In each of these cases, there’s a very vibrant research agenda. We don’t know enough about how teams are assembled. We don’t know enough about how things spread on the network. So there’s a lot of basic-science questions that are being addressed here. But in the process of addressing them, we’re also showing that we can make a difference. Even if we can’t give the best solution ever, it’s a better solution than the limited solutions we have today.
WATTS: It’s a really interesting point. One answer to the question of why social science isn’t more solution-oriented is that we’re missing this translational bit in the middle, as you say.
I think a second answer is more on the demand side. I wrote a whole book about how people think that social science is obvious, just common sense. Business leaders and politicians think they already know the answers.
Plus, they’re dealing with these incredibly complex problems, but they’re also in a rush. They don’t have time to wait for the research.
And research is expensive. Think of what it would cost to build a theory about how teams interact—a predictive “science of teams.” But if you want to do social science the way physicists do physics, you need your CERNS and LIGOs and Hubble telescopes.

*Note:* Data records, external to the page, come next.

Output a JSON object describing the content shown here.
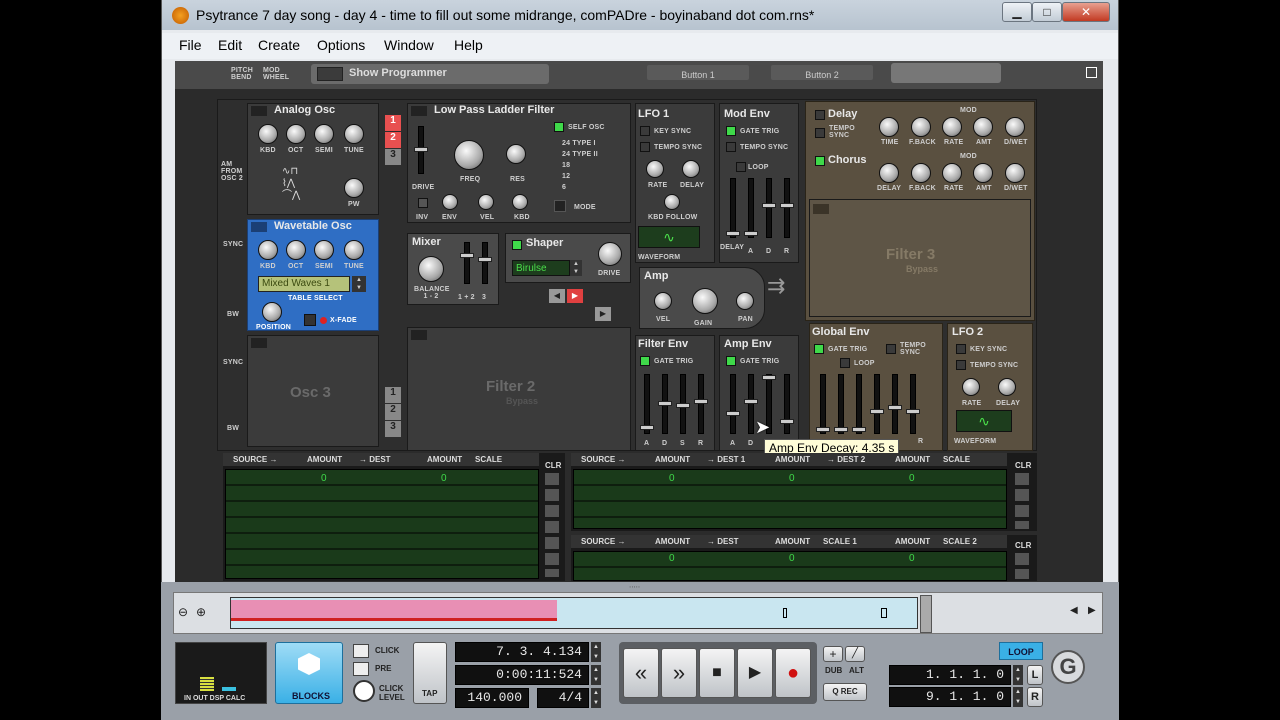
{
  "window": {
    "title": "Psytrance 7 day song - day 4 - time to fill out some midrange, comPADre - boyinaband dot com.rns*",
    "minimize": "▁",
    "maximize": "□",
    "close": "✕"
  },
  "menu": [
    "File",
    "Edit",
    "Create",
    "Options",
    "Window",
    "Help"
  ],
  "top": {
    "pitch_bend": "PITCH BEND",
    "mod_wheel": "MOD WHEEL",
    "show_programmer": "Show Programmer",
    "button1": "Button 1",
    "button2": "Button 2"
  },
  "analog_osc": {
    "title": "Analog Osc",
    "knobs": [
      "KBD",
      "OCT",
      "SEMI",
      "TUNE"
    ],
    "pw": "PW",
    "am_from": "AM FROM OSC 2"
  },
  "wavetable_osc": {
    "title": "Wavetable Osc",
    "knobs": [
      "KBD",
      "OCT",
      "SEMI",
      "TUNE"
    ],
    "wave": "Mixed Waves 1",
    "table_select": "TABLE SELECT",
    "position": "POSITION",
    "xfade": "X-FADE",
    "sync": "SYNC",
    "bw": "BW"
  },
  "osc3": {
    "title": "Osc 3",
    "sync": "SYNC",
    "bw": "BW"
  },
  "slots": [
    "1",
    "2",
    "3"
  ],
  "filter": {
    "title": "Low Pass Ladder Filter",
    "self_osc": "SELF OSC",
    "types": [
      "24 TYPE I",
      "24 TYPE II",
      "18",
      "12",
      "6"
    ],
    "mode": "MODE",
    "freq": "FREQ",
    "res": "RES",
    "drive": "DRIVE",
    "inv": "INV",
    "env": "ENV",
    "vel": "VEL",
    "kbd": "KBD"
  },
  "mixer": {
    "title": "Mixer",
    "balance": "BALANCE 1 - 2",
    "mix": "1 + 2",
    "three": "3"
  },
  "shaper": {
    "title": "Shaper",
    "mode": "Birulse",
    "drive": "DRIVE"
  },
  "amp": {
    "title": "Amp",
    "vel": "VEL",
    "gain": "GAIN",
    "pan": "PAN"
  },
  "filter2": {
    "title": "Filter 2",
    "sub": "Bypass"
  },
  "lfo1": {
    "title": "LFO 1",
    "key_sync": "KEY SYNC",
    "tempo_sync": "TEMPO SYNC",
    "rate": "RATE",
    "delay": "DELAY",
    "kbd_follow": "KBD FOLLOW",
    "waveform": "WAVEFORM"
  },
  "mod_env": {
    "title": "Mod Env",
    "gate_trig": "GATE TRIG",
    "tempo_sync": "TEMPO SYNC",
    "loop": "LOOP",
    "labels": [
      "DELAY",
      "A",
      "D",
      "R"
    ]
  },
  "filter_env": {
    "title": "Filter Env",
    "gate_trig": "GATE TRIG",
    "labels": [
      "A",
      "D",
      "S",
      "R"
    ]
  },
  "amp_env": {
    "title": "Amp Env",
    "gate_trig": "GATE TRIG",
    "labels": [
      "A",
      "D"
    ]
  },
  "tooltip": "Amp Env Decay: 4.35 s",
  "delay": {
    "title": "Delay",
    "tempo_sync": "TEMPO SYNC",
    "knobs": [
      "TIME",
      "F.BACK",
      "RATE",
      "AMT",
      "D/WET"
    ],
    "mod": "MOD"
  },
  "chorus": {
    "title": "Chorus",
    "knobs": [
      "DELAY",
      "F.BACK",
      "RATE",
      "AMT",
      "D/WET"
    ],
    "mod": "MOD"
  },
  "filter3": {
    "title": "Filter 3",
    "sub": "Bypass"
  },
  "global_env": {
    "title": "Global Env",
    "gate_trig": "GATE TRIG",
    "tempo_sync": "TEMPO SYNC",
    "loop": "LOOP",
    "r": "R"
  },
  "lfo2": {
    "title": "LFO 2",
    "key_sync": "KEY SYNC",
    "tempo_sync": "TEMPO SYNC",
    "rate": "RATE",
    "delay": "DELAY",
    "waveform": "WAVEFORM"
  },
  "mod_bus": {
    "left": {
      "source": "SOURCE →",
      "amount": "AMOUNT",
      "dest": "→ DEST",
      "amount2": "AMOUNT",
      "scale": "SCALE",
      "clr": "CLR",
      "value": "0"
    },
    "right_top": {
      "source": "SOURCE →",
      "amount": "AMOUNT",
      "dest": "→ DEST 1",
      "amount2": "AMOUNT",
      "dest2": "→ DEST 2",
      "amount3": "AMOUNT",
      "scale": "SCALE",
      "clr": "CLR",
      "value": "0"
    },
    "right_bottom": {
      "source": "SOURCE →",
      "amount": "AMOUNT",
      "dest": "→ DEST",
      "amount2": "AMOUNT",
      "scale1": "SCALE 1",
      "amount3": "AMOUNT",
      "scale2": "SCALE 2",
      "clr": "CLR",
      "value": "0"
    }
  },
  "transport": {
    "meter_labels": "IN OUT DSP CALC",
    "blocks": "BLOCKS",
    "click": "CLICK",
    "pre": "PRE",
    "click_level": "CLICK LEVEL",
    "tap": "TAP",
    "position": "7. 3. 4.134",
    "time": "0:00:11:524",
    "tempo": "140.000",
    "signature": "4/4",
    "dub": "DUB",
    "alt": "ALT",
    "qrec": "Q REC",
    "loop": "LOOP",
    "left_loc": "1. 1. 1.    0",
    "right_loc": "9. 1. 1.    0",
    "L": "L",
    "R": "R"
  }
}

CONTRACTOR: Yes, it would be very costly. But the fact that other areas are able to demand that kind of money says that we are not doing something right in selling our ideas. In other words, people literally don’t value what social science could do. That’s true in terms of funding agencies but also true in terms of businesses.
What do you want others to take away from this conversation?
WATTS: Well, a lot of the data that’s useful to computational social science is owned by
industry, and yet a lot of the expertise to make sense of it is in academia. So we need to do more to facilitate industry–academic collaborations. Again, this is not a new idea in engineering. But it’s quite new to the social sciences. If we build collaborations around solving big problems, we can help businesses while also exploring fundamental scientific questions.
CONTRACTOR: The traditional social-scientist model is to go into a company and beg them to be nice enough to say, “Okay, we’ll share some data with you even though you’re not going to come back and help us.” And I think that model is broken. An industry–academic partnership has to be a win–win.